Постепенно, по мере ее ожидания, – она присела на краешек шаткого венского стула, – улыбка и грусть в ее душе вытеснились усилившимся чувством неуверенности, даже страха перед всемогущей неизбежностью. Она впала на мгновение в почти обморочное состояние. Но потом сердце справилось, отошло, хотя захолонувшее отчаяние не истаивало. Супруги Хрычевы односложно переговаривались между собой, и Анна, невольно прислушиваясь, ловя слова, которые слышались, долетая до нее из-за всплеска воды в корыте и после, когда Степан уже одевался, определенно поняла, что Степан-то ничего не знает про Василия ее. Да, он ничего не знает и, верно, не может знать; если бы он знал, то, наверно, уже сказал бы ей что-нибудь подбодряющее или как-нибудь выдал себя. И оттого она совершенно отчаялась.

И когда Степан, одетый в измятое, но чистое белье, маленький, предстал перед Анной с виновато-кислым выражением на желтом, что у монгольца, постаревшем лице, она увидала по нему, что все ее невольные догадки подтвердились; и было у ней впечатление от его шаткой фигуры узкой ограниченности в чем-то неведомом, не подвластном никому. Однако она, пересилив себя, чтоб не расплакаться опять несдержанно, все же расспросила Степана, только он присел на скамью рядом с ней. Да: ничего определенного, утешительного он не мог сообщить ей. Он, не фронтовик, попал в лагерь по чистому недоразумению: он окопничал по разнарядке – его и загребли немцы, не разбираясь. И Василия ни там и нигде он не видывал.

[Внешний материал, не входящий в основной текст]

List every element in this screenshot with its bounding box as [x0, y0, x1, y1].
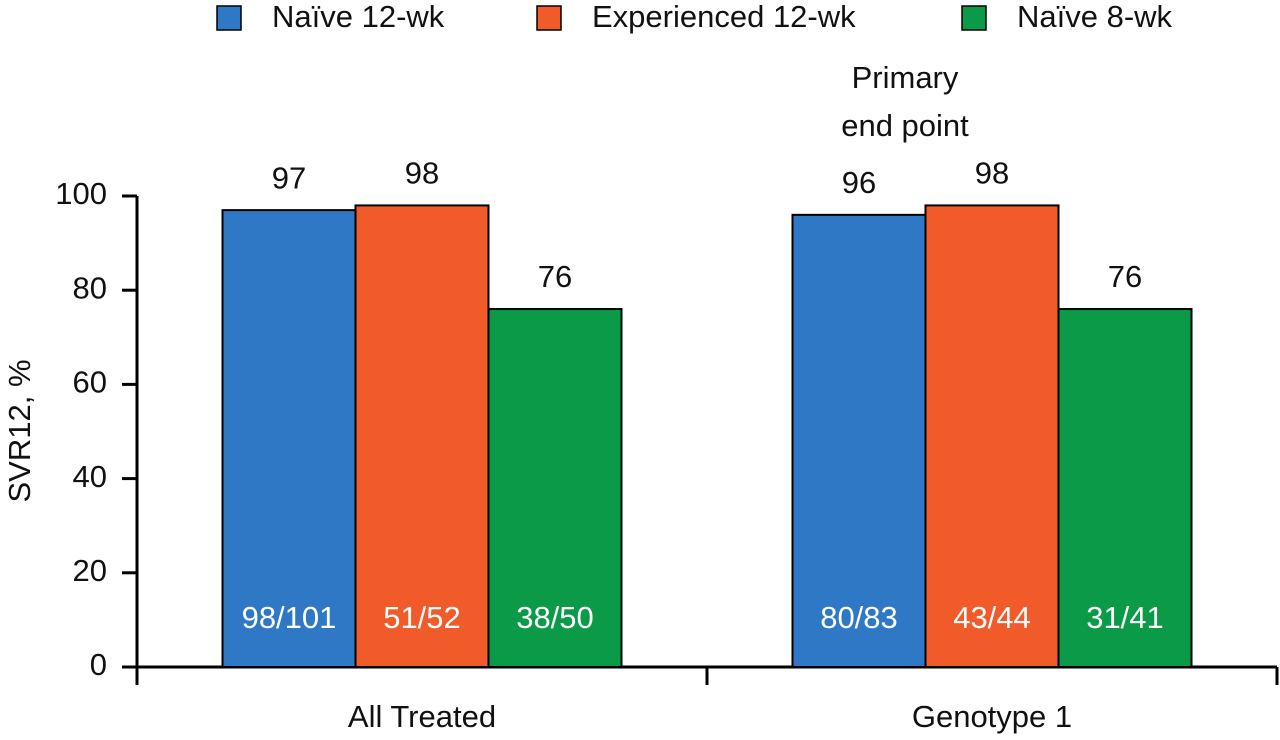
bar: [1057, 308, 1193, 668]
y-tick-label: 0: [90, 647, 107, 682]
value-label: 98: [405, 156, 439, 191]
value-label: 76: [1108, 259, 1142, 294]
y-tick-label: 40: [73, 459, 107, 494]
bar: [487, 308, 623, 668]
legend-label: Naïve 8-wk: [1017, 0, 1173, 34]
value-label: 96: [842, 165, 876, 200]
count-label: 43/44: [953, 600, 1031, 635]
bar: [221, 209, 357, 668]
annotation: end point: [841, 108, 969, 143]
value-label: 98: [975, 156, 1009, 191]
x-tick-label: Genotype 1: [912, 699, 1072, 734]
value-label: 76: [538, 259, 572, 294]
x-tick-label: All Treated: [348, 699, 496, 734]
bar: [924, 204, 1060, 668]
count-label: 98/101: [242, 600, 337, 635]
y-axis-label: SVR12, %: [2, 359, 37, 502]
legend-swatch: [961, 5, 987, 31]
y-tick-label: 20: [73, 553, 107, 588]
count-label: 51/52: [383, 600, 461, 635]
legend-swatch: [216, 5, 242, 31]
count-label: 31/41: [1086, 600, 1164, 635]
y-tick-label: 80: [73, 270, 107, 305]
legend-label: Naïve 12-wk: [272, 0, 445, 34]
y-tick-label: 100: [55, 176, 107, 211]
y-tick-label: 60: [73, 365, 107, 400]
count-label: 38/50: [516, 600, 594, 635]
bar: [354, 204, 490, 668]
legend-label: Experienced 12-wk: [592, 0, 856, 34]
annotation: Primary: [852, 60, 959, 95]
bar: [791, 213, 927, 668]
value-label: 97: [272, 160, 306, 195]
legend-swatch: [536, 5, 562, 31]
count-label: 80/83: [820, 600, 898, 635]
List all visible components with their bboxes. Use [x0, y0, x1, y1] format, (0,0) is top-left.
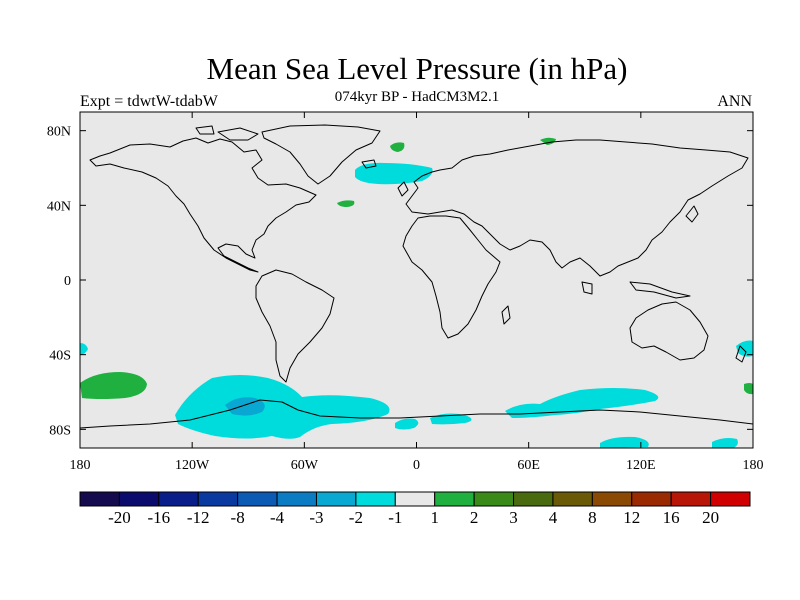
- x-tick-label: 120W: [175, 458, 210, 473]
- coastline-antarctica: [80, 399, 753, 429]
- experiment-label: Expt = tdwtW-tdabW: [80, 93, 218, 110]
- anomaly-region-north-atlantic: [355, 162, 433, 185]
- colorbar-swatch: [394, 491, 436, 507]
- anomaly-region-south-atlantic-small: [395, 418, 419, 430]
- anomaly-region-greenland-positive: [390, 142, 405, 152]
- coastline-north-america: [89, 137, 317, 273]
- map-subtitle: 074kyr BP - HadCM3M2.1: [334, 89, 500, 105]
- map-title: Mean Sea Level Pressure (in hPa): [206, 51, 628, 86]
- colorbar-swatch: [591, 491, 633, 507]
- colorbar-label: -3: [309, 508, 323, 527]
- coastline-australia: [629, 301, 709, 361]
- anomaly-region-antarctic-east: [600, 436, 649, 448]
- coastline-japan-indonesia: [581, 205, 699, 299]
- anomaly-region-southern-ocean-indian: [505, 388, 659, 418]
- colorbar-swatch: [473, 491, 515, 507]
- axis-ticks: 180 120W 60W 0 60E 120E 180 80N 40N 0 40S 80S: [47, 112, 764, 473]
- colorbar-swatch: [355, 491, 396, 507]
- colorbar-swatch: [513, 491, 554, 507]
- x-tick-label: 180: [743, 458, 764, 473]
- colorbar-label: -12: [187, 508, 210, 527]
- colorbar-label: -20: [108, 508, 131, 527]
- y-tick-label: 40N: [47, 199, 71, 214]
- anomaly-region-dateline-west: [80, 343, 88, 355]
- colorbar-swatch: [118, 491, 160, 507]
- colorbar-label: 12: [623, 508, 640, 527]
- coastlines: [80, 124, 753, 429]
- y-tick-label: 40S: [49, 349, 71, 364]
- colorbar-swatch: [710, 491, 751, 507]
- colorbar-swatch: [670, 491, 712, 507]
- colorbar-label: -8: [231, 508, 245, 527]
- colorbar: -20 -16 -12 -8 -4 -3 -2 -1 1 2 3 4 8 12 16 20: [79, 491, 751, 527]
- colorbar-label: 2: [470, 508, 479, 527]
- coastline-arctic-islands: [195, 125, 259, 141]
- colorbar-label: 8: [588, 508, 597, 527]
- x-tick-label: 60W: [291, 458, 319, 473]
- colorbar-label: 3: [509, 508, 518, 527]
- season-label: ANN: [717, 93, 752, 110]
- anomaly-region-mid-atlantic-positive: [337, 200, 355, 207]
- colorbar-label: -4: [270, 508, 285, 527]
- colorbar-swatch: [434, 491, 475, 507]
- anomaly-region-antarctic-far-east: [712, 438, 738, 448]
- coastline-new-zealand: [735, 345, 747, 363]
- colorbar-label: 16: [663, 508, 680, 527]
- colorbar-swatch: [315, 491, 357, 507]
- coastline-greenland: [261, 124, 381, 185]
- colorbar-swatch: [237, 491, 278, 507]
- coastline-south-america: [255, 269, 335, 383]
- y-tick-label: 80S: [49, 423, 71, 438]
- anomaly-region-south-pacific-positive: [80, 372, 147, 399]
- colorbar-label: 20: [702, 508, 719, 527]
- coastline-uk-iceland: [361, 159, 409, 197]
- anomaly-region-tasman: [736, 340, 753, 357]
- coastline-madagascar: [501, 305, 511, 325]
- anomaly-region-kara-positive: [540, 137, 556, 145]
- colorbar-label: 1: [430, 508, 439, 527]
- x-tick-label: 60E: [517, 458, 540, 473]
- colorbar-swatch: [631, 491, 672, 507]
- y-tick-label: 80N: [47, 125, 71, 140]
- colorbar-swatch: [276, 491, 317, 507]
- colorbar-swatch: [552, 491, 593, 507]
- colorbar-swatch: [79, 491, 120, 507]
- colorbar-label: -2: [349, 508, 363, 527]
- coastline-eurasia-africa: [402, 139, 749, 339]
- y-tick-label: 0: [64, 274, 71, 289]
- anomaly-region-southern-ocean-pacific: [175, 375, 390, 439]
- x-tick-label: 180: [70, 458, 91, 473]
- anomaly-fills: [80, 137, 753, 448]
- colorbar-label: -16: [147, 508, 170, 527]
- colorbar-swatch: [197, 491, 239, 507]
- x-tick-label: 120E: [626, 458, 656, 473]
- colorbar-label: 4: [549, 508, 558, 527]
- anomaly-region-dateline-east-positive: [744, 383, 753, 395]
- colorbar-swatch: [158, 491, 199, 507]
- x-tick-label: 0: [413, 458, 420, 473]
- colorbar-label: -1: [388, 508, 402, 527]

– Да и то: если бы твой муж в этом лагере был, он бы дал как-нибудь знать о себе, – заключил Степан. – Столько люда там толкается… Бог даст еще отыщется. Невредимым, живым.

Анна ничем не утешилась.

Люди, попавшие в блокаду, в плен, в оккупацию, чем дальше, тем больше трагическое узнавали. Был же повальный их измор. И было чудовищно то, что власть предержащие чинуши, не познавшие ни капельки того, всех граждан, переживших особенно оккупацию хотя и в малолетстве (а их – женщин, детей и стариков было пол России), впоследствии десятилетиями старались за что-то ущемлять в правах, как прокаженных, недостойных ни имени своего, ни места в большой истории.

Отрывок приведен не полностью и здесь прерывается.